Um mês depois, a obstetra Adriana Melo, de Campina Grande, na Paraíba, encontrou material genético do zika no líquido amniótico de um feto com microcefalia. Com a hipótese cada vez mais evidente, o Centro de Controle de Doenças dos Estados Unidos (CDC) reviu relatos médicos e, há cinco meses, afirmou, em um artigo publicado no New England Journal of Medicine, que “está claro que o vírus causa microcefalia”.
Até agora, porém, tudo isso se baseava em estudos de casos isolados. Ao fazer a comparação de bebês saudáveis do ponto de vista neurológico com crianças com microcefalia, a pesquisa brasileira elimina — ou, ao menos, reduz significativamente — dúvidas sobre a relação entre a condição e o zika. “Os relatos de caso descreviam, mas não se sabia a taxa de infecção”, explica a pesquisadora da Universidade Federal de Pernambuco (UFPE) Thália Velho Barreto de Araújo, principal autora do artigo, publicado ontem na revista The Lancet Infectious Diseases.
Para comparar a frequência de microcefalia, os pesquisadores recrutaram, em oito maternidades de Recife, 32 recém-nascidos com o perímetro cefálico igual ou menor que 31,9cm (meninos) e igual ou menor que 31,5cm (meninas), o que caracteriza a condição. Ao mesmo tempo, incluíram 62 bebês nascidos no mesmo período e provenientes da mesma região. Nenhum desses últimos apresentavam má-formação no crânio ou em outros órgãos, o que foi comprovado por exames adicionais de imagem. Nos pacientes de microcefalia, os investigadores retiraram amostras de sangue do cordão umbilical e do líquido cefalorraquidiano. No grupo saudável, foram feitos somente os exames de sangue.
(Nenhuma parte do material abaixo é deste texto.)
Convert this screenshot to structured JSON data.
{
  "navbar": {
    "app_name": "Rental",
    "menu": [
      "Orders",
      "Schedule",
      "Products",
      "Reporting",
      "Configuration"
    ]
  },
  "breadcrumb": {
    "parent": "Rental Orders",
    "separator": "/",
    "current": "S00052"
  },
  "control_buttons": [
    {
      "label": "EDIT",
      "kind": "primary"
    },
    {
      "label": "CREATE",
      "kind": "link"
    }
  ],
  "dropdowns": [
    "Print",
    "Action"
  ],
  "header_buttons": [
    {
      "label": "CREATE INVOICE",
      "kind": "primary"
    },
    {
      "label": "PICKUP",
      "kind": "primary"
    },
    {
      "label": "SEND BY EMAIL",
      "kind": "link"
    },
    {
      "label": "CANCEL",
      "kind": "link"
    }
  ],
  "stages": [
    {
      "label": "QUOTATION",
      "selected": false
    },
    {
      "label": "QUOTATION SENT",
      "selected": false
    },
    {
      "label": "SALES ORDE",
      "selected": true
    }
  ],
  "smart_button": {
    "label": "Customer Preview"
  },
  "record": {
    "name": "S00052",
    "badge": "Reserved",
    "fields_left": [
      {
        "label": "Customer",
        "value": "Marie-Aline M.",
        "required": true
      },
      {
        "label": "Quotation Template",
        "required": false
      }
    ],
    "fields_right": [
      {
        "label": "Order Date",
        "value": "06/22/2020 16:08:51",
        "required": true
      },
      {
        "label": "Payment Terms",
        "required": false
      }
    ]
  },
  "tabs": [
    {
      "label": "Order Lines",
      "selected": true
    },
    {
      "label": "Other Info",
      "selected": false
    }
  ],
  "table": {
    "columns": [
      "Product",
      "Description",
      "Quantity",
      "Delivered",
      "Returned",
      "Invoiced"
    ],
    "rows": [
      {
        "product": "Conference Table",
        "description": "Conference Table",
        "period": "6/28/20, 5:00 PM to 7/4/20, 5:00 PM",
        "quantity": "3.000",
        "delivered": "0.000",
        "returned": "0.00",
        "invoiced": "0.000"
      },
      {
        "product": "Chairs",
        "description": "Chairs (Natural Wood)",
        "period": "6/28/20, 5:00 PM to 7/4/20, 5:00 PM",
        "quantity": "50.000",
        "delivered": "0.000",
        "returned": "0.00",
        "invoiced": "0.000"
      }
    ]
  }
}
Os cientistas detectaram a presença do vírus em 13 crianças com microcefalia, o correspondente a 40% da amostra. Por outro lado, não havia sinal do zika circulando no organismo dos 62 bebês de controle — isso equivale a dizer que a frequência do agente patógeno nas crianças com perímetro cefálico menor que o normal foi 55,5 vezes maior, comparada aos recém-nascidos sem alterações. “O resultado do estudo afirma que a infecção intrauterina aumenta a chance de se ter microcefalia”, resume Thália Velho Barreto de Araújo.
Mais mistérios
Todas as mães foram submetidas a exames de sangue. Entre as que deram à luz bebês com microcefalia, 81% apresentavam o vírus circulando no organismo. Nas demais, o percentual foi de 61% — nem todas as mulheres infectadas vão transmitir o zika para os filhos, algo que ainda está sendo investigado pela ciência. Outro mistério é o fato de algumas crianças, para quem o vírus foi passado, não apresentarem alterações no cérebro. “Uma hipótese possível está associada à época da gravidez que a mãe foi infectada, mas ainda não podemos responder a essa questão”, diz a pesquisadora pernambucana. Acredita-se que os danos cerebrais são mais graves quando o vírus entra no organismo no primeiro semestre de gestação.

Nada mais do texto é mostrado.